Aussi, il est rare qu’une entreprise réalise une seule levée de fonds. Une fois qu’on décide de faire “entrer au capital” des investisseurs, on accepte de progressivement partager le contrôle du projet et qu’à moyen-terme, celui-ci sera progressivement ou intégralement revendu à des acteurs capables d’acheter l’entreprise (industriels du secteur, assureurs, etc.).
Pour que le processus se passe bien, tu dois être serein.e sur tes ambitions pour le projet : comment je me projette à 5 ou 10 ans ? Quel est le rythme de croissance que je souhaite pour le projet ? Si tu souhaites rester seul maître à bord, la levée de fonds n’est pas le financement idéal ! N'hésite pas explorer d’autres pistes de financement.
A l’inverse, tes premiers investisseurs peuvent également être des conseillers précieux pour ton développement.
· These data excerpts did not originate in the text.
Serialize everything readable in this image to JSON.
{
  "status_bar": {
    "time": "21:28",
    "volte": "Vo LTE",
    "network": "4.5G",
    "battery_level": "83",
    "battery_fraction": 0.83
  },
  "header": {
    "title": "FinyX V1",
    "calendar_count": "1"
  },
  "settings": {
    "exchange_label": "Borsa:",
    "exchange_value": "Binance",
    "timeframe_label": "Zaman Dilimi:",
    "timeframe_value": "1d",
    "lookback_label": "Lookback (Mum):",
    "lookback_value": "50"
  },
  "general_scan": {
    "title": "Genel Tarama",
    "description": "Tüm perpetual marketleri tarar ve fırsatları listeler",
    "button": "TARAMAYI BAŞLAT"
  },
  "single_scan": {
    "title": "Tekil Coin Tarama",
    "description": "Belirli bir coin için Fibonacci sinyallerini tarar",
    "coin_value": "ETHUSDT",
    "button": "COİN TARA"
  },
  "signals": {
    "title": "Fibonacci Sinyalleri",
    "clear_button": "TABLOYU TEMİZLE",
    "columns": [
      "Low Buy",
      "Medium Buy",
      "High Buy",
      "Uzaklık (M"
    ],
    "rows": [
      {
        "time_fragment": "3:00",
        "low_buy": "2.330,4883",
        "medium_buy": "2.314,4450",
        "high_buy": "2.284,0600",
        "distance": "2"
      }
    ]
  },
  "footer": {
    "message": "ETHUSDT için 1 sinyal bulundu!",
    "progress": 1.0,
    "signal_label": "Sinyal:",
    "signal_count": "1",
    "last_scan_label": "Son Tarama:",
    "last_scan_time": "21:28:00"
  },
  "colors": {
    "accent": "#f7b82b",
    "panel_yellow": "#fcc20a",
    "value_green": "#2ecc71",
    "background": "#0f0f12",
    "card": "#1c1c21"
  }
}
Parce qu’ils prennent des risques à tes côtés, ils peuvent déployer des moyens importants (conseils, réseau, accompagnement, etc.) pour accélérer ton projet.
Sur des marchés très compétitifs où il est nécessaire de croître vite pour “prendre des parts de marché”, ou lorsqu’on développe un modèle qui génère peu de chiffre d’affaires les premières années, les opportunités offertes par l’entrée d’actionnaires peuvent s’avérer très attractives et très bénéfiques.
Quelle est ton aspiration ?
C’est ta vision du projet et tes attentes en termes de croissance qui te permettront de trancher pour la levée de fonds ou un autre mode de financement.
Suis-je prêt.e à partager le pouvoir de décision avec des investisseurs ?
L’entrée au capital d’investisseurs signifie que les investisseurs apportent des financements pour devenir propriétaires d’une partie de la société. Lors d’une première levée de fonds, l’équipe de fondateurs reste le plus souvent majoritaire et, de ce fait, jouit d’une certaine liberté et une emprise opérationnelle importante. Pour autant, une fois des investisseurs intégrés au capital, la gouvernance devra se structurer différemment (reporting régulier et encadré, droit de veto au conseil d’administration de l’actionnaire, etc.) et la marge de décision des fondateurs se réduit au fur et à mesure de l’intégration progressive de nouveaux investisseurs. Se lancer dans une levée de fonds, c’est accepter de “lâcher prise” et de partager les décisions et orientations stratégiques avec autrui.
Ces points sont d’autant plus critiques pour une entreprise dont la mission est de résoudre un défi social et/ou environnemental. D’une part, faire entrer des investisseurs permet d’accélérer sa croissance et donc de démultiplier son impact. D’autre part, partager la propriété du capital, c’est renforcer le poids des considérations de rentabilité à 3-5 ans dans les décisions stratégiques.
Quoi qu’il en en soit, si tu optes pour l’option levée de fonds, garde en tête que le choix d’investisseurs qui partagent une même vision d’impact, qui aspirent aux même changements sociétaux que toi est essentiel pour garder l’impact au coeur de l’entreprise.
Qu’est-ce que je recherche dans cette levée de fonds ? Quels sont mes besoins ?
Définir la stratégie de financement (de combien ai-je besoin ?) et d’actionnariat (quels actionnaires ? quelle dilution du capital ?) nécessite en amont d’avoir défini sa stratégie tout court. En effet, ces décisions influencent le futur de l’entreprise, sa gouvernance et l’équipe à 5 voire 10 ans.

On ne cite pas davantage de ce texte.